使用PDO根据mySQL中其他两个表的结果从表中选择行

Question

I have structured my Database in 3 tables:

members       -       membersitems       -     items
---------------------------------------------------------
memberid      -       memberitemid       -     itemid
username      -       itemid             -     itemname
password      -       memberid           -     itemtype
etc

The idea is that every time a member gets a new item a row is added to membersitems . The membersitems table is intended to join the two tables. I'm not sure if there is a simpler way using only two table and JOIN ?.

Using the $_SESSION["memberid"] I am selecting rows in the membersitems table where the memberid is the same as the session:

$stmt = $db->prepare('SELECT itemid FROM membersitems WHERE memberid = :memberid');
$stmt->execute(array(':memberid' => $_SESSION['memberID']));
$array = $stmt -> fetchAll(PDO::FETCH_ASSOC);
    foreach($array as $row) {
    $itemid[] = $row['itemid'];
}

I'm not sure the best way to collate this data for the next step, but I tried using a comma separated string:

$itemids = '[' .implode(',', $itemid). ']';
/// echos out: [1,2,3,4,5,6,6,6,]

Note there are three of item 6. I would like to display item 6, three times.

I am then trying to select the data in the items table using the following code, which isn't working, but isn't returning an error:

    $arr = $itemids;     
    $in  = str_repeat('?,', count($arr) - 1) . '?';
    $sql = "SELECT * FROM items WHERE itemid IN ($in)";
    $stm = $db->prepare($sql);
    $stm->execute($arr);
    $data = $stm->fetchAll();

I would also like some advice on separating the returned data and perhaps sorting by type.

I am quite new to server-side scripting and mySQL, but can handle criticism.

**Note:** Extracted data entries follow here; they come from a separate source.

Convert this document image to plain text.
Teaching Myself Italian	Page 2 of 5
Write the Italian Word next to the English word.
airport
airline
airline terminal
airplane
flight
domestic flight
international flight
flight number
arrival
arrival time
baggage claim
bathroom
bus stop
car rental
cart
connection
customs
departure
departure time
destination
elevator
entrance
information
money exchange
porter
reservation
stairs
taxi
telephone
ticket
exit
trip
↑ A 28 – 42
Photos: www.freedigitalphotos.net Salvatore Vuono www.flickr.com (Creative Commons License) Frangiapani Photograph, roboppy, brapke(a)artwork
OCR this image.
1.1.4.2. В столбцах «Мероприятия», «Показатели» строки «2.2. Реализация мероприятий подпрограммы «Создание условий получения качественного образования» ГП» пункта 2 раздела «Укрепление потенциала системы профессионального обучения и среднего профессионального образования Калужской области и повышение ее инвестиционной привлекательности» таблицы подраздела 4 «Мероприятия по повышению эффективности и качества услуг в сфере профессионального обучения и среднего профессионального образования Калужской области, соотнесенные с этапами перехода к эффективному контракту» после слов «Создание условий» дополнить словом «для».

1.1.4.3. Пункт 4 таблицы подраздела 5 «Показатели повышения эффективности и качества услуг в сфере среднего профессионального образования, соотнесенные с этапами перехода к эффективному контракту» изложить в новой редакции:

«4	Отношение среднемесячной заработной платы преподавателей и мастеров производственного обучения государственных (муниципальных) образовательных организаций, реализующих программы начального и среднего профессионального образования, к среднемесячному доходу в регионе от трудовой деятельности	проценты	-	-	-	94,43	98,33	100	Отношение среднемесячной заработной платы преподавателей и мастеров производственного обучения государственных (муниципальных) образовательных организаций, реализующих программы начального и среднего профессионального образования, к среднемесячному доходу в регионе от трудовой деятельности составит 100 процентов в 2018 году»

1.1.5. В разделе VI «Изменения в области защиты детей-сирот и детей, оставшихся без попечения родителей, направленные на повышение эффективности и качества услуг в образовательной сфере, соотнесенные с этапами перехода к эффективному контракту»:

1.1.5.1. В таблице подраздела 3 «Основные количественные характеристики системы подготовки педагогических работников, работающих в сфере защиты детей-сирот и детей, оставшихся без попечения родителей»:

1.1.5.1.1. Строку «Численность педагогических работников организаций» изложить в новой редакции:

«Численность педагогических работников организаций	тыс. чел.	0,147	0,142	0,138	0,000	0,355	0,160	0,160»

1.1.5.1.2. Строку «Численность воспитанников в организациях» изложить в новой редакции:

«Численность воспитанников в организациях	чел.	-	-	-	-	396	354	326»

Please be as critical as possible but assume my knowledge is basic. The accepted answer will be the one that is teaching rather than just a solution.

I know there are similar questions, I have tried other examples that are a similar concept to this but struggled to fill in the gaps where there were nuances.

Thank you in advance.

Answer 1

This I think is the query you are looking for. I was not totally sure what result you wanted but this should give you a push in the right direction.

$q = "SELECT i.* 
      FROM items i
          JOIN membersitems m ON m.itemid = i.itemid
      WHERE i.memberid = :memberid";



$stmt = $db->prepare($q);
$stmt->execute(array(':memberid' => $_SESSION['memberID']));

Answer 2

As hinted in some of the comments, this is a very straightforward SQL concept called JOIN.

You are using WHERE IN which has a close cousin in the JOIN family called INNER JOIN.

You'll need to read some documentation on JOIN, but suffice it to say that INNER JOIN can be used to filter one table using another table. For example, if you want to get items out of your items table filtered by membersid from your join table, you could do so with a query like this:

SELECT i.* 
FROM items i
INNER JOIN membersitems m
ON i.itemid = m.memberid
WHERE m.memberid = :memberid

In most cases, this will be a much more efficient way to get the items associated with a given memberid than executing two queries (and as mentioned in the comments it's best to avoid comma-serializing ids in PHP and then requerying).

As a side note, a subquery would be another way to achieve your goal, using similar syntax to your current query:

SELECT * 
FROM items 
WHERE itemid 
IN (
  SELECT itemid 
  FROM membersitems 
  WHERE memberid = :memberid
)

One more note. Your table schema may be redundant depending on what kind of relationship you have between members and items. You'll want to do some reading on schema design for One-To-Many vs Many-To-Many. The design you have is a good one if it is possible for: 1) One member to have many items AND 2) One item to have many members However, if every item in the items table is associated with one and only one member (which I suspect might be the case), you could use a schema like this one:

members       -     items
------------------------------
memberid      -     itemid
username      -     memberid
password      -     itemname
etc

In the above schema, each item is responsible for knowing its parent member, and that is sufficient to execute both of the above queries (simply substituting the appropriate table names).

A final note. This is by no means a requirement, but it is pretty common for tables to simply have id columns called id (not itemsid, membersid). It's pretty common sql convention to separate words with underscores for join tables (eg items_id and members_id ).

Have fun and good luck!